Black exterior , Black Leather just how I like it.

A _lot_ of capability in that truck, but for a city dweller like myself it was too large.

So I stuck to my guns and went with the Frontier/XTerra Chassis which is to a great extent based on the Titans but smaller exterior dimensions.


----------



## LincTex (Apr 1, 2011)

Only 500 miles is nice to find. 

Are the Hankooks the factory installed tires?!?


----------



## TheLazyL (Jun 5, 2012)

BlueZ said:


> I am pretty excited I just got a brand new BOV. :wave:
> bought a 2015 vehicle as a BOV to enjoy the ultimate reliability in a brand new body-on-frame mid size hard as nails. truck.
> 
> This one is the Pro4X with the skidplates for oilpan, transfer case and fueltank.
> ...


Nice rig. SHTF or TEOTWAWKI will you be able to spray paint brown, black and greens on that nice blue finish and chrome?


----------



## Sentry18 (Aug 5, 2012)

Electric blue Nissan? Did it come with a matching handbag? 

Kidding! Nice SUV.

Here's my work vehicle (top) not to be confused with my personal vehicle (bottom).


----------



## Viking (Mar 16, 2009)

Sentry18 said:


> Electric blue Nissan? Did it come with a matching handbag?
> 
> Kidding! Nice SUV.
> 
> Here's my work vehicle (top) not to be confused with my personal vehicle (bottom).


I don't know Sentry, they both look like CIA or NSA type issue vehicles.


----------



## hiwall (Jun 15, 2012)

> I don't know Sentry, they both look like CIA or NSA type issue vehicles.

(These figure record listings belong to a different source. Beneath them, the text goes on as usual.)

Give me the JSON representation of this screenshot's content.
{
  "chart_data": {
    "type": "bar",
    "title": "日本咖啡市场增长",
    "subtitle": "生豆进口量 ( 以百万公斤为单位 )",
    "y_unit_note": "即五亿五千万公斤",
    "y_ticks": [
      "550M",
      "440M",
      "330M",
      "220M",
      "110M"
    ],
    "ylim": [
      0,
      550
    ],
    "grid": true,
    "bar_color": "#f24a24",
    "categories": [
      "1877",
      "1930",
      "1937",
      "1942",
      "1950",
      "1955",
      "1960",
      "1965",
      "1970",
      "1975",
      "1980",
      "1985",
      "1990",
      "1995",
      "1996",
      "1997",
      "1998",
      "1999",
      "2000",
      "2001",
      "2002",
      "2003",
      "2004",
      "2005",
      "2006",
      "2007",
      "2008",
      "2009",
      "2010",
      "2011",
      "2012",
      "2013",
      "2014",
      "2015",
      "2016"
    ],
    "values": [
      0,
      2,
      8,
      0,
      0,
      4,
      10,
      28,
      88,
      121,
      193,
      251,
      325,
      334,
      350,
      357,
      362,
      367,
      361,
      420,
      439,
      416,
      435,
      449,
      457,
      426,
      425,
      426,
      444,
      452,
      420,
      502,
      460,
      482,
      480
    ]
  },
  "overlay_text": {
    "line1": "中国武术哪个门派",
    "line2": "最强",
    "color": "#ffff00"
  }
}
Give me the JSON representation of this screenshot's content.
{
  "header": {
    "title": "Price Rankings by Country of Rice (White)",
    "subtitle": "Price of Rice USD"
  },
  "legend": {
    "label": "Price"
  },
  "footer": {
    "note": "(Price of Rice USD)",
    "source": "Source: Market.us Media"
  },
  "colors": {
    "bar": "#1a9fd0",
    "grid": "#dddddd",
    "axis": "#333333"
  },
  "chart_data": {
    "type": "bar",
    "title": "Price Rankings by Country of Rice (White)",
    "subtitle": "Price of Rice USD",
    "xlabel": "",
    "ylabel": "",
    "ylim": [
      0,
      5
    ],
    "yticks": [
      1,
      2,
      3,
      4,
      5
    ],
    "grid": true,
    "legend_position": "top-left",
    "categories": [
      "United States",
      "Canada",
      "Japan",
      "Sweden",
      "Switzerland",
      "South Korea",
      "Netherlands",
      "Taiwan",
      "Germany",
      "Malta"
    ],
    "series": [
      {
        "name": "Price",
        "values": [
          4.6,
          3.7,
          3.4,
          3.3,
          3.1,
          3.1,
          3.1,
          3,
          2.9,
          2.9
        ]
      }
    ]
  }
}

Viking the difference is Sentry is in law Enforcement and the other two agencies are into law breaking.


----------



## FrankW (Mar 10, 2012)

TheLazyL said:


> Nice rig. SHTF or TEOTWAWKI will you be able to spray paint brown, black and greens on that nice blue finish and chrome?


yes, yes I will .. already eyeing a stash of rattle cans


----------



## readytogo (Apr 6, 2013)

I`m envious and I hope that it gives you many years of fun and safe driving my advice is to get a good factory maintenance manual http://www.nicoclub.com/FSM/Xterra/2015 Xterra/ it will help on the long term ownership.


----------



## FrankW (Mar 10, 2012)

LincTex said:


> Only 500 miles is nice to find.
> 
> Are the Hankooks the factory installed tires?!?


Yes they are for this model year on the PRO4X trim.


----------



## FrankW (Mar 10, 2012)

I am still super excited about this vehicle!!! took it out into the dirt a bit:


----------



## Mase92 (Feb 4, 2013)

Not sure how I didn't see this sooner. But gratz and hope the new ride is treating you well.


----------